12. I Miss You.

7 2 0
                                    

***

"Tadinya mau ngerayain Valday's sama kamu, tapi Dilan 1991-nya baru rilis 28 Februari," Ucap Nic disela-sela perjalanan kami.

"Emang kalau valentine-an harus nonton Dilan?"

Nic mengangguk semangat.

"Biar sekalian ngebuktiin kalau aku ga kalah romantis sama Dilan," katanya dengan senyum bangga.

"Lah, di 1991 kan Milea sama Dilannya putus, Cho," protesku.

Nic tersenyum, "masa?" Tanya-nya dengan senyum, "kok aku gak tau ya?"

"Oh iya, kan belum nonton," jawabnya kemudian seraya menepuk dahinya sendiri, "makanya nanti tanggal 28 kita nonton berdua."






Tapi itu ucapan Nic di 14 Februari, sore harinya.

Kenyataannya hari ini Dilan 1991 tayang perdana di seluruh Bioskop dan aku nonton seorang diri--ah engga, lebih tepatnya salah satu diantara banyak manusia lainnya yang memenuhi bioskop.

Aku padahal udah sengaja belum booking tiket karena janji nonton bareng itu, tapi kemarin sore dengan tiba-tibanya Nic telpon aku,

"Chey, maaf besok aku gak bisa. Tiba-tiba Om Gio telpon dan bilang kalau besok ada pemotretan lain."

Om Gio, manajer Nic.
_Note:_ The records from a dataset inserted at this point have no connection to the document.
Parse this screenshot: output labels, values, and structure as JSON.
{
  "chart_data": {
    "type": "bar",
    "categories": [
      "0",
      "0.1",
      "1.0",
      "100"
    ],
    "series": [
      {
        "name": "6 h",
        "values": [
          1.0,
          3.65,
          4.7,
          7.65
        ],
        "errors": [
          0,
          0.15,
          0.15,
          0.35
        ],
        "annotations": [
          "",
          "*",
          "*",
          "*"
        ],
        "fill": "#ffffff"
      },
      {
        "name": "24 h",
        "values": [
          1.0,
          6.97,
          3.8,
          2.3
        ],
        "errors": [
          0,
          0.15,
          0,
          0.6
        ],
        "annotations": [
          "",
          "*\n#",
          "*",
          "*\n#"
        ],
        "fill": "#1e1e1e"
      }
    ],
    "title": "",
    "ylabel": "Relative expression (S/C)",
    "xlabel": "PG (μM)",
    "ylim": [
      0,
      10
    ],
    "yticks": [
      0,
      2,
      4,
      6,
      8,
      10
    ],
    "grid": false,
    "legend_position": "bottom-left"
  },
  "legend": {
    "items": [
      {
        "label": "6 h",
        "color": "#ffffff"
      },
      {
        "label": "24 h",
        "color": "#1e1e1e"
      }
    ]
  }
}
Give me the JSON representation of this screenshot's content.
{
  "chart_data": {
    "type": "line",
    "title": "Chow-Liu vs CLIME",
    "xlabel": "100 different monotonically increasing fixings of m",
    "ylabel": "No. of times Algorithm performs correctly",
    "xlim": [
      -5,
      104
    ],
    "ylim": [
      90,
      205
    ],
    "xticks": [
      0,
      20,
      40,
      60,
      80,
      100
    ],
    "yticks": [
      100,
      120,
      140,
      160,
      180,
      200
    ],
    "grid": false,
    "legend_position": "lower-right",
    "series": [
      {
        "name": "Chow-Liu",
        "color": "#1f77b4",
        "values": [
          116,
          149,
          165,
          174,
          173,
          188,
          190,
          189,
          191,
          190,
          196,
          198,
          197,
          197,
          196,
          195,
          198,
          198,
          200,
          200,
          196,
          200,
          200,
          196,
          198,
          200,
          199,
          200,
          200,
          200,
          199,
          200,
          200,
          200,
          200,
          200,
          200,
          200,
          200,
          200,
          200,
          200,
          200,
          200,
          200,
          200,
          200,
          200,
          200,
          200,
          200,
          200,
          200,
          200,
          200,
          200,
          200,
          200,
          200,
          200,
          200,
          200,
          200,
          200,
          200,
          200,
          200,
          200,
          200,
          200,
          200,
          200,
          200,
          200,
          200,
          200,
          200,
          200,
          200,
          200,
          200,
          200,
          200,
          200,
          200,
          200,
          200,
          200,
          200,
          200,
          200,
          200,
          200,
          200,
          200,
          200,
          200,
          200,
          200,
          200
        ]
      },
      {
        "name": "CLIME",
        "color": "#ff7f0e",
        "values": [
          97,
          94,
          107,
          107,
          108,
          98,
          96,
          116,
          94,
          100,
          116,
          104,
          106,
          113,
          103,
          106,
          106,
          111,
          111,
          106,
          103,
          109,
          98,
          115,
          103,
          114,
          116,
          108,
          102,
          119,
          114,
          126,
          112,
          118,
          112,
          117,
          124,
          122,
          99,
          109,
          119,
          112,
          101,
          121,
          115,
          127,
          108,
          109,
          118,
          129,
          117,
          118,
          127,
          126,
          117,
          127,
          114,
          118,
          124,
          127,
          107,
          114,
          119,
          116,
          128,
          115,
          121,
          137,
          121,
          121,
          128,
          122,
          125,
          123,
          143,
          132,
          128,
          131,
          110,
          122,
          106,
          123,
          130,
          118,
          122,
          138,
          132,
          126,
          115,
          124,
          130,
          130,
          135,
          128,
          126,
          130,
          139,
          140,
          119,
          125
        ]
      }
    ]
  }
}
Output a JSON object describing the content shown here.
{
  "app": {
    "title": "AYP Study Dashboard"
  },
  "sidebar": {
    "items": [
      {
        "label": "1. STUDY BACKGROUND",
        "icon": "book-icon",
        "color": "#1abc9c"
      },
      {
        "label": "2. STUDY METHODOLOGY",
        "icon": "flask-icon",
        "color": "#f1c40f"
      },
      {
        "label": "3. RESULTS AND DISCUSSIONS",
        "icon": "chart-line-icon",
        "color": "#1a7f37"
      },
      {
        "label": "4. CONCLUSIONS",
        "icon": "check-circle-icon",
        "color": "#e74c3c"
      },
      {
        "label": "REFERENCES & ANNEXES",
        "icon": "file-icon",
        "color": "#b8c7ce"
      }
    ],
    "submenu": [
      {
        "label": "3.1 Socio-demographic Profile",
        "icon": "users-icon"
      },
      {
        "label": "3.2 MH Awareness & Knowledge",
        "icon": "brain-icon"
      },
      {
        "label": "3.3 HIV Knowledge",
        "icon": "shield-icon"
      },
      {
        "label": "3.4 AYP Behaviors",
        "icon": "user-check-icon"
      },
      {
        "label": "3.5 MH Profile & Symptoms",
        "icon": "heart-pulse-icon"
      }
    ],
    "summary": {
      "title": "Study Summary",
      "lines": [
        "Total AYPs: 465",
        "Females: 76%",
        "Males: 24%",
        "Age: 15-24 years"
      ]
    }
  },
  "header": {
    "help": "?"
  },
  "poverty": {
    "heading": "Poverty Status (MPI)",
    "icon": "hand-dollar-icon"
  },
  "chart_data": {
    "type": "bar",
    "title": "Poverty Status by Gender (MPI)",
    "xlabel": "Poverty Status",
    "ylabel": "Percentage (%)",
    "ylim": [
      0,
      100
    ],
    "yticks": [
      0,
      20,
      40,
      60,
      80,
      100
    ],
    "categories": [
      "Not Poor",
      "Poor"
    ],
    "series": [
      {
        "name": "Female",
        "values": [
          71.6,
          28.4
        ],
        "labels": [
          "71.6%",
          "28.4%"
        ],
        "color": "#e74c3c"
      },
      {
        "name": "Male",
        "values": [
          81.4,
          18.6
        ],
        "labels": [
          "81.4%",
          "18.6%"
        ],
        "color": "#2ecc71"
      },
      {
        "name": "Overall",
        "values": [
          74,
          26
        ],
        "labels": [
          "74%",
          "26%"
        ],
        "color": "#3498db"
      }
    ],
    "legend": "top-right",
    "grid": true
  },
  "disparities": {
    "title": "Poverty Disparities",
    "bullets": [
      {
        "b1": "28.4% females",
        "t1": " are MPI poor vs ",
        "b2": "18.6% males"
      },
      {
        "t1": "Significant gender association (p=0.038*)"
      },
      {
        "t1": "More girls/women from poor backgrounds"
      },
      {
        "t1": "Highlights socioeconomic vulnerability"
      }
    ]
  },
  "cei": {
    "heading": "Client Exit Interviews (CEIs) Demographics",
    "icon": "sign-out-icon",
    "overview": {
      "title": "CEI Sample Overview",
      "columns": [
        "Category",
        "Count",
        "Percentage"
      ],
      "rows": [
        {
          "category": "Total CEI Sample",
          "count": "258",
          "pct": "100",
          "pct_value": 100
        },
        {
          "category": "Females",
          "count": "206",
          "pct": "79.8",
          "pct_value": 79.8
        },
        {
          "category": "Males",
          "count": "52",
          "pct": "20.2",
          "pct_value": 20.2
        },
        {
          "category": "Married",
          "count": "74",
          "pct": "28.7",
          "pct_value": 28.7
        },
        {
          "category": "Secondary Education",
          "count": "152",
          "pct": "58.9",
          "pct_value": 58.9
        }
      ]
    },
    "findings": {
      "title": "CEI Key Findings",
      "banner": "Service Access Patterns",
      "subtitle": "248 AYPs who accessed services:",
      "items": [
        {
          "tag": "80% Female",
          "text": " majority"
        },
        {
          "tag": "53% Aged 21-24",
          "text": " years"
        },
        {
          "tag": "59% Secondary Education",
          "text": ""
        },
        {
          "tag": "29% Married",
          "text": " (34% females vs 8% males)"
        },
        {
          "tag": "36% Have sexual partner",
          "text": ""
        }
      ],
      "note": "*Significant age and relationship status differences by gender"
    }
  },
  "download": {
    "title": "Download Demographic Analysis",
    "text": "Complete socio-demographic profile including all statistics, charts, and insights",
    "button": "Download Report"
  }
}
Iya, Pria yang tempo hari aku temui secara tidak sengaja di lokasi pemotretan.

"Atau gimana kalau kamu ikut dan pulangnya kita nonton?" Tawar Nic.

Aku sempat membuka website Bioskop yang menayangkan Dilan 1991 guna memastikan jam-jam yang tersedia.

"Memang selesainya jam berapa?" Tanyaku balik.

"Eung...."

Nic terdiam, cukup lama.

"Om Gio gak ngabarin aku jelasnya kapan sih, tapi mungkin agak malam..."

Kini giliranku yang terdiam cukup lama seraya melihat-lihat jadwal penayangan paling malam yang tersedia yang ternyata jatuh pada pukul 20.45 WIB.

Dengan dahi berkerut, mataku beralih pada durasi film tersebut.

Aku menggeleng, "kemaleman, Cho."

"Aku bisa minta Om Gio--"

"--enggak, Cho. Kamu harus profesional dong!"

Walau samar, aku masih bisa mendengar helaan nafas Nic.

"Ya makanya begitu selesai kita langsung aja. Ya, Chey?"

Aku menggeleng, "enggak!" Finalku yang membuat Nic meringis.

"Enggak, Cho. Gak apa, kita bisa nonton lain kali," bujukku.

"Nanti kemalaman, kamunya yang capek, mending selesai pemotretan kamu langsung pulang dan istirahat aja. Ya?"

Memang samar, tapi aku bisa mendengar suara lemah Nic, "okay, have fun then!" Sebelum sambungan diputus olehnya secara sepihak.


Nic sepertinya tahu bahwa aku memutuskan untuk menyaksikan film itu sendiri.

Hey, aku tak sepenuhnya berdusta untuk ajakkan nonton dengannya lain kali. Karena aku benar-benar gak masalah menonton film ini untuk kedua kalinya dengan Nic.

Dan hari ini.

Disinilah aku berada.

Seorang diri, di tengah-tengah ratusan pasang mata yang tengah menyaksikan film yang sama, dalam ruangan yang sama denganku.